Only set up a blog if you know what it can do for you that other tools can’t, and only do it when you feel you have a good understanding of blogging etiquette and how the blogosphere works.
Seven points to think about before embarking on corporate blogging:
- Culture – is the company’s culture ready for the transparency, scrutiny, speed and two-way conversations that genuine blogging brings?
- Employee policies – is the company clear on what it will allow its employees to do and not do in the blogosphere?
- Technology platform – what’s the best system to use to manage your blog? And how do you engage your IT department to support you?
- Bloggers – who are the right people to be blogging? Is it your senior execs, the public relations team or indeed anyone who wants to?

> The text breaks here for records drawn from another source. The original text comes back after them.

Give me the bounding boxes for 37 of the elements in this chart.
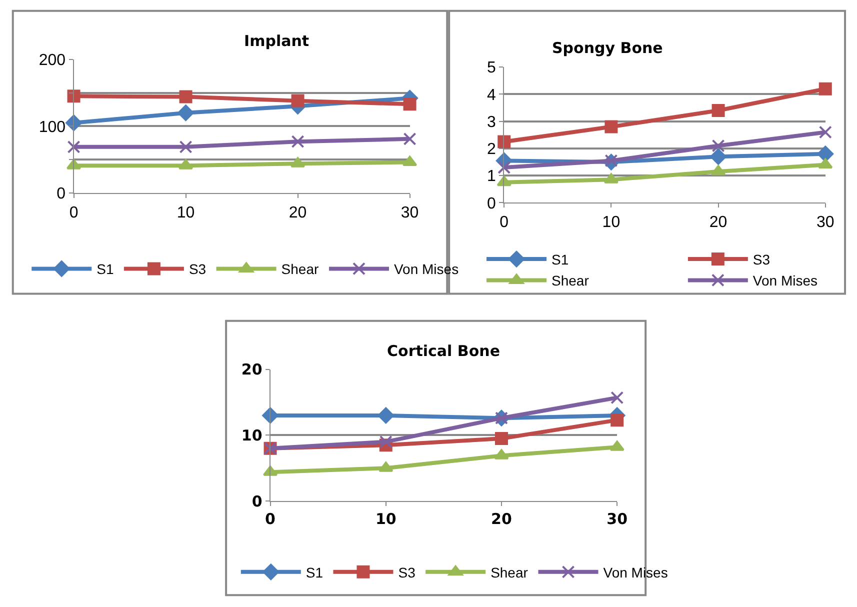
x-tick-label: 30 (816, 214, 834, 231)
y-tick-label: 0 (252, 492, 262, 510)
x-tick-label: 10 (602, 214, 620, 231)
x-tick-label: 30 (400, 204, 419, 222)
legend-label: S3 (398, 564, 416, 580)
legend-label: S1 (552, 251, 569, 268)
y-tick-label: 200 (38, 52, 66, 69)
legend-label: S1 (96, 261, 114, 278)
x-tick-label: 30 (606, 510, 628, 528)
y-tick-label: 5 (487, 60, 496, 77)
x-tick-label: 0 (265, 510, 276, 528)
legend-label: S3 (188, 261, 206, 278)
y-tick-label: 3 (487, 114, 496, 131)
x-tick-label: 10 (375, 510, 396, 528)
x-tick-label: 0 (69, 204, 78, 222)
legend-label: Shear (281, 261, 319, 278)
chart-title: Implant (244, 32, 310, 50)
chart-title: Cortical Bone (387, 342, 500, 360)
legend-label: Von Mises (603, 564, 668, 580)
x-tick-label: 10 (176, 204, 195, 222)
y-tick-label: 0 (56, 186, 66, 203)
chart-title: Spongy Bone (552, 39, 663, 57)
x-tick-label: 20 (709, 214, 728, 231)
legend-label: Von Mises (752, 272, 818, 289)
y-tick-label: 2 (487, 141, 496, 158)
x-tick-label: 20 (288, 204, 307, 222)
legend-label: Shear (552, 272, 590, 289)
y-tick-label: 1 (487, 168, 496, 186)
y-tick-label: 20 (241, 360, 262, 379)
x-tick-label: 0 (500, 214, 509, 231)
legend-label: Von Mises (394, 261, 459, 278)
legend-label: Shear (490, 564, 528, 580)
y-tick-label: 100 (38, 118, 66, 136)
legend-label: S3 (752, 251, 770, 268)
y-tick-label: 4 (487, 86, 496, 104)
y-tick-label: 10 (241, 426, 262, 444)
legend-label: S1 (306, 564, 324, 580)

- Ghost writing – a hot topic in the blogosphere, with strong supporters and many people against it too. For me, ghosting’s fine, but the transparency of the blogosphere means it’s best to disclose it.
- Comment moderation – will you moderate comments, on what grounds, who will do it and (importantly) how quickly will it be done to avoid suggestions of censorship. Be clear and transparent with blog readers on how you will moderate.

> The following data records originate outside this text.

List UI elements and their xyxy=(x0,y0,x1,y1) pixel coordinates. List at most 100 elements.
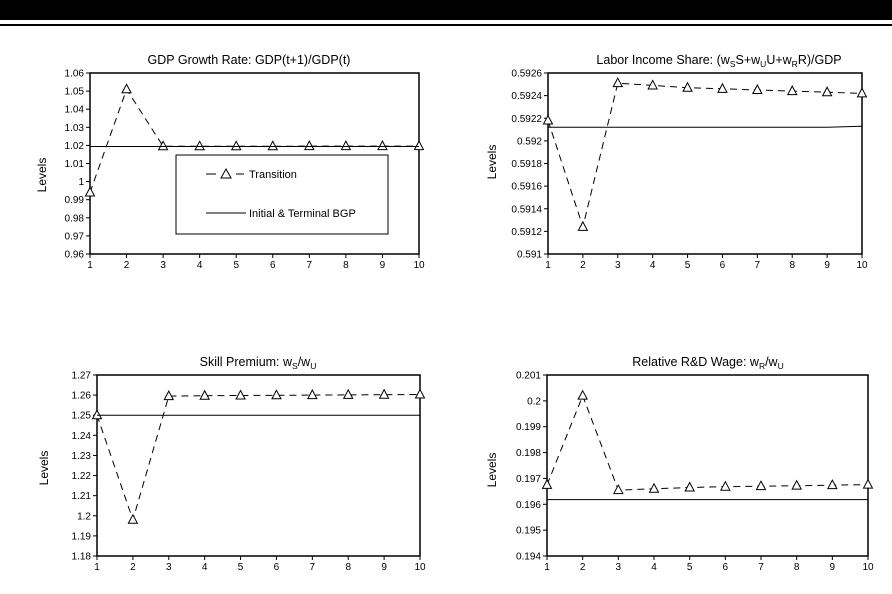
y-tick-label: 0.591 xyxy=(517,250,542,261)
x-tick-label: 8 xyxy=(345,562,351,573)
transition-point-marker xyxy=(199,389,210,400)
y-tick-label: 1.21 xyxy=(72,491,92,502)
transition-point-marker xyxy=(786,85,798,96)
x-tick-label: 6 xyxy=(270,260,276,271)
transition-point-marker xyxy=(717,82,728,93)
x-tick-label: 5 xyxy=(238,562,244,573)
chart-legend: Transition Initial & Terminal BGP xyxy=(175,154,389,235)
transition-point-marker xyxy=(307,389,318,400)
panel-relative-rd-wage: Relative R&D Wage: wR/wU Levels 0.194 0.1… xyxy=(485,355,874,573)
series-line-transition xyxy=(96,394,421,522)
plot-frame xyxy=(96,374,421,557)
transition-point-marker xyxy=(121,83,132,94)
y-tick-label: 0.194 xyxy=(516,552,541,563)
panel-labor-income-share: Labor Income Share: (wSS+wUU+wRR)/GDP Le… xyxy=(485,53,868,271)
y-tick-label: 1.05 xyxy=(65,87,85,98)
chart-title: Labor Income Share: (wSS+wUU+wRR)/GDP xyxy=(596,53,841,69)
x-tick-label: 9 xyxy=(381,562,387,573)
x-tick-label: 7 xyxy=(310,562,316,573)
x-tick-label: 10 xyxy=(862,562,874,573)
y-tick-label: 0.5922 xyxy=(511,114,542,125)
header-rule-thin xyxy=(0,24,892,26)
y-tick-label: 1.03 xyxy=(65,123,85,134)
y-tick-label: 0.197 xyxy=(516,474,541,485)
transition-point-marker xyxy=(271,389,282,400)
y-tick-label: 1.2 xyxy=(77,511,91,522)
x-tick-label: 9 xyxy=(824,260,830,271)
transition-point-marker xyxy=(791,479,802,490)
x-tick-label: 1 xyxy=(544,562,550,573)
legend-label-bgp: Initial & Terminal BGP xyxy=(249,208,356,220)
x-tick-label: 6 xyxy=(274,562,280,573)
transition-point-marker xyxy=(542,114,554,125)
x-tick-label: 5 xyxy=(685,260,691,271)
x-tick-label: 4 xyxy=(202,562,208,573)
x-tick-label: 8 xyxy=(343,260,349,271)
series-line-transition xyxy=(546,394,869,491)
transition-point-marker xyxy=(613,483,624,495)
y-tick-label: 0.5916 xyxy=(511,182,542,193)
x-tick-label: 10 xyxy=(413,260,425,271)
y-tick-label: 0.99 xyxy=(65,195,85,206)
transition-point-marker xyxy=(157,140,169,151)
x-tick-label: 3 xyxy=(615,260,621,271)
x-tick-label: 1 xyxy=(87,260,93,271)
y-tick-label: 0.98 xyxy=(65,213,85,224)
legend-box xyxy=(175,154,389,235)
transition-point-marker xyxy=(684,481,695,492)
transition-point-marker xyxy=(612,77,624,88)
y-tick-label: 0.592 xyxy=(517,136,542,147)
chart-title: Skill Premium: wS/wU xyxy=(200,355,317,371)
y-tick-label: 0.195 xyxy=(516,526,541,537)
transition-point-marker xyxy=(752,83,763,94)
y-tick-label: 1 xyxy=(78,177,84,188)
legend-label-transition: Transition xyxy=(249,169,297,181)
transition-point-marker xyxy=(235,389,246,400)
transition-point-marker xyxy=(541,478,553,489)
transition-point-marker xyxy=(577,389,588,400)
y-tick-label: 0.97 xyxy=(65,231,85,242)
x-tick-label: 2 xyxy=(580,562,586,573)
x-tick-label: 4 xyxy=(650,260,656,271)
transition-point-marker xyxy=(377,140,388,151)
chart-title: GDP Growth Rate: GDP(t+1)/GDP(t) xyxy=(148,53,351,67)
header-rule-thick xyxy=(0,0,892,20)
y-axis-label: Levels xyxy=(485,453,499,488)
transition-point-marker xyxy=(230,140,242,151)
x-tick-label: 5 xyxy=(687,562,693,573)
x-tick-label: 7 xyxy=(307,260,313,271)
transition-point-marker xyxy=(720,480,731,491)
x-tick-label: 6 xyxy=(723,562,729,573)
transition-point-marker xyxy=(821,86,833,97)
y-tick-label: 1.23 xyxy=(72,451,92,462)
y-tick-label: 1.06 xyxy=(65,69,85,80)
transition-point-marker xyxy=(342,388,354,399)
transition-point-marker xyxy=(413,140,425,151)
y-tick-label: 0.196 xyxy=(516,500,541,511)
plot-frame xyxy=(547,72,863,255)
x-tick-label: 7 xyxy=(758,562,764,573)
y-tick-label: 0.5912 xyxy=(511,227,542,238)
y-tick-label: 1.25 xyxy=(72,411,92,422)
legend-triangle-marker xyxy=(220,167,232,179)
transition-point-marker xyxy=(127,513,139,524)
y-tick-label: 1.19 xyxy=(72,531,92,542)
transition-point-marker xyxy=(682,81,693,92)
transition-point-marker xyxy=(267,140,279,151)
y-tick-label: 0.198 xyxy=(516,448,541,459)
x-tick-label: 8 xyxy=(794,562,800,573)
y-tick-label: 1.27 xyxy=(72,371,92,382)
series-line-bgp xyxy=(548,125,863,128)
x-tick-label: 7 xyxy=(755,260,761,271)
transition-point-marker xyxy=(755,480,767,491)
y-tick-label: 1.02 xyxy=(65,141,85,152)
chart-title: Relative R&D Wage: wR/wU xyxy=(632,355,783,371)
y-tick-label: 0.96 xyxy=(65,250,85,261)
x-tick-label: 5 xyxy=(233,260,239,271)
series-line-transition xyxy=(547,82,863,229)
x-tick-label: 4 xyxy=(651,562,657,573)
y-axis-label: Levels xyxy=(485,145,499,180)
x-tick-label: 1 xyxy=(545,260,551,271)
plot-area: 0.96 0.97 0.98 0.99 1 1.01 1.02 1.03 1.04 1.05 1.0… xyxy=(65,69,425,272)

- Frequency of posting – the most effective blogs are updated frequently. Can your organisation devote the resources to regular blog posts? A blog that has obviously not been updated in a long time reflects badly on the author and their company.
Companies running blogs also need to think about the legal and professional standards that they need to stick to. In the UK there’s history of the Advertising Standards Agency ruling on blogs that don’t meet its CAP code, so it’s clear that corporate blogging is regulated along the same lines as traditional advertising.
Other professional standards worth checking out include the CIPR social media guidelines and those from the Word of Mouth Marketing Association (WOMMA).
I’ve posted a number of relevant useful links on del.icio.us – including good and bad examples of corporate blogs, guides to blogging/social media and some good case studies.